In order to access an abortion legally, two registered medical practitioners need to sign in good faith to certify that the pregnancy would involve greater risk to the mental and physical wellbeing of the pregnant woman than a termination, or that the risk to the foetus is such that it would be ‘seriously handicapped’ if born. It all sounds straightforward enough until you try to get one, and find out your GP is a devout Catholic who won’t even countenance the idea of signing let alone signposting you to someone who will (speaking from experience here), for example.

It sounds straightforward enough until you consider the women in controlling domestic situations (whether it is a spouse or another family member) who would not be able to access the service confidentially and safely; women in precarious employment for whom the time off for all the necessary appointments to get an abortion might lose them their job, or see them “zeroed down”; women living in rural areas where there is no provision locally to allow them to have the procedure within a practical travelling distance. The law says that anyone stepping outside of the framework established in the 1967 act is a criminal, however legitimate their reasons - something unconscionable in 2017.

This bill, which passed by 172 votes to 142 votes, was due its second reading on May 12th. Parliament was dissolved nine days earlier. Sadly, the bill was not considered important enough or was too early in its passage through the legislature to be hurried through during the “wash up” which meant it has been scrapped. One of the only small consolations here was that one of the six Labour MPs who voted against the bill - who also happened to be Vice Chair of the ‘Pro-Life’ All Party Parliamentary Group - lost his seat this election. The Chair of that group, Conservative Fiona Bruce MP, sadly remains in post, albeit with a 5.5% swing against her.

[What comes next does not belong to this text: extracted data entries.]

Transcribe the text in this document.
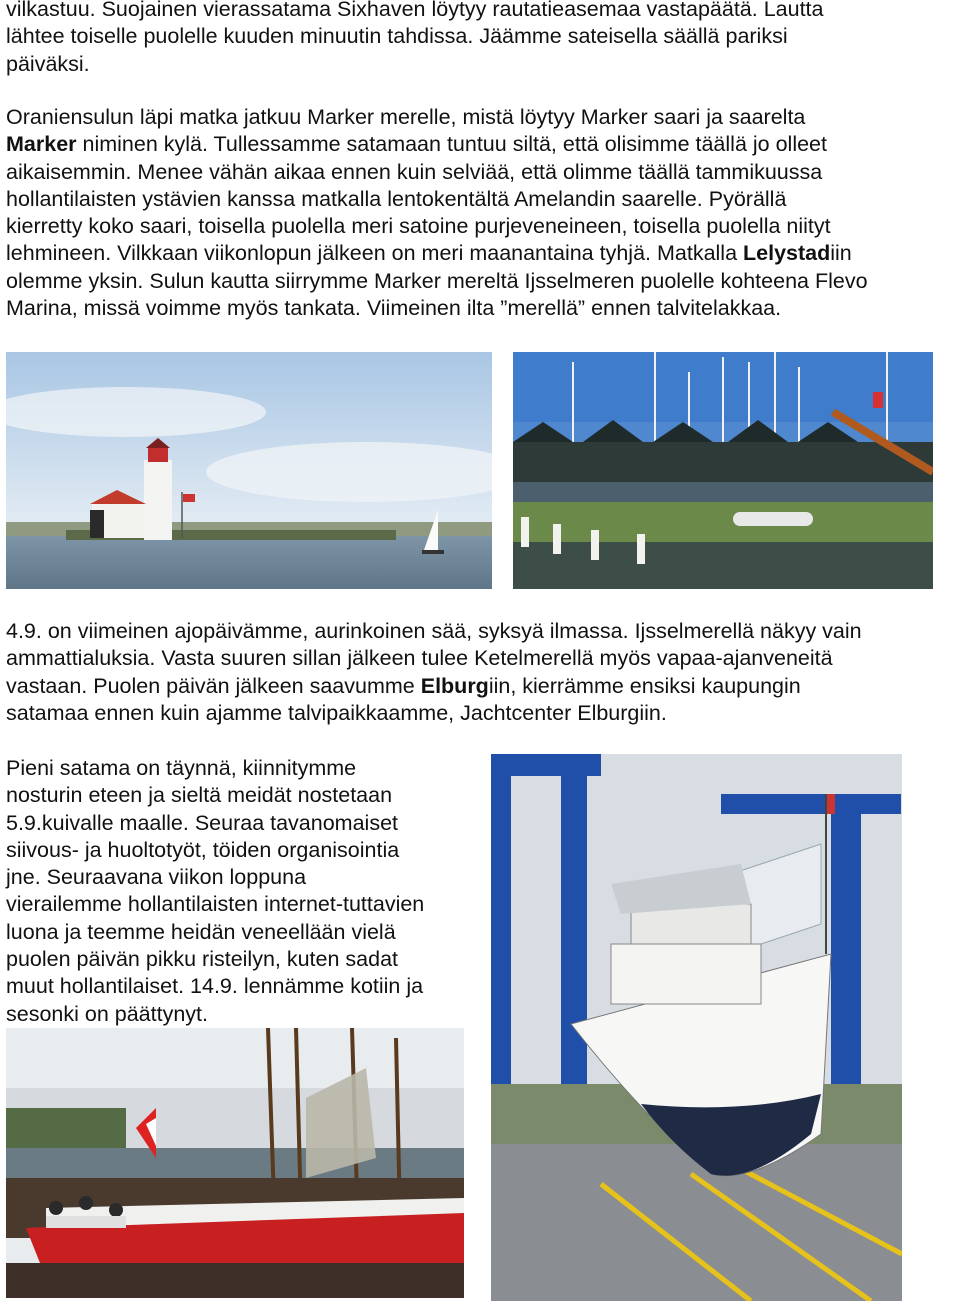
vilkastuu. Suojainen vierassatama Sixhaven löytyy rautatieasemaa vastapäätä. Lautta
lähtee toiselle puolelle kuuden minuutin tahdissa. Jäämme sateisella säällä pariksi
päiväksi.
Oraniensulun läpi matka jatkuu Marker merelle, mistä löytyy Marker saari ja saarelta
Marker niminen kylä. Tullessamme satamaan tuntuu siltä, että olisimme täällä jo olleet
aikaisemmin. Menee vähän aikaa ennen kuin selviää, että olimme täällä tammikuussa
hollantilaisten ystävien kanssa matkalla lentokentältä Amelandin saarelle. Pyörällä
kierretty koko saari, toisella puolella meri satoine purjeveneineen, toisella puolella niityt
lehmineen. Vilkkaan viikonlopun jälkeen on meri maanantaina tyhjä. Matkalla Lelystadiin
olemme yksin. Sulun kautta siirrymme Marker mereltä Ijsselmeren puolelle kohteena Flevo
Marina, missä voimme myös tankata. Viimeinen ilta ”merellä” ennen talvitelakkaa.
4.9. on viimeinen ajopäivämme, aurinkoinen sää, syksyä ilmassa. Ijsselmerellä näkyy vain
ammattialuksia. Vasta suuren sillan jälkeen tulee Ketelmerellä myös vapaa-ajanveneitä
vastaan. Puolen päivän jälkeen saavumme Elburgiin, kierrämme ensiksi kaupungin
satamaa ennen kuin ajamme talvipaikkaamme, Jachtcenter Elburgiin.
Pieni satama on täynnä, kiinnitymme
nosturin eteen ja sieltä meidät nostetaan
5.9.kuivalle maalle. Seuraa tavanomaiset
siivous- ja huoltotyöt, töiden organisointia
jne. Seuraavana viikon loppuna
vierailemme hollantilaisten internet-tuttavien
luona ja teemme heidän veneellään vielä
puolen päivän pikku risteilyn, kuten sadat
muut hollantilaiset. 14.9. lennämme kotiin ja
sesonki on päättynyt.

The reason the bill only covered England and Wales was that the Tories made the decision to amend the Scotland Act 2016 to devolve abortion law to Scotland. Scotland currently has large geographical variation in service provision across health boards with women having to travel outside of Scotland every year to access the support they need, particularly after 12 weeks’ gestation. The patchwork of provision that exists across the UK risks becoming an ever-deepening divide as a result, when what is clearly needed is a nationwide approach that is humane, and which trusts women to make the right decision for themselves and their circumstances.

Furthermore, this month, the news of the High Court appeal for Northern Irish women to be able to access abortion services on the NHS in England was rejected. During proceedings, Health Secretary Jeremy Hunt conceded that he had the power to make provisions for Northern Ireland residents to access free NHS abortions in England. His government have chosen not to: a choice that pushes women in Northern Ireland into ever more desperate circumstances. As the British Pregnancy Advisory Service’s chief executive Ann Furedi said:

“NHS-funded abortion care may not have been declared a legal right for Northern Irish women today, but it is morally right to provide it.”

With their DUP partners in tow, this looks even further away now.

Reproductive justice is one of the starkest issues facing young women today, with young women making up the majority of those who present for abortion, and the highest abortion rate being among women aged 20-24. It is also an issue which cuts across all communities: disabled women; refugee, migrant and asylum-seeking women; women from Black and Minority Ethnic communities, and LGBTQ+ people. We desperately need a government that will decriminalise abortion, support mandatory comprehensive sex and relationship education (SRE) in schools, and invest in reproductive health care, to ensure that the right to choose is a right which is tangible rather than merely hypothetical.

This government has already shown that they’re not up to that job. What these examples show, along the litany of bills submitted over the years by the likes of Nadine Dorries MP to try to restrict abortion access by the backdoor, is the uphill struggle that those who care about the right to choose have on their hands as this government clings to power, and how important it is for reproductive justice in this country that a Labour government is returned at the earliest opportunity.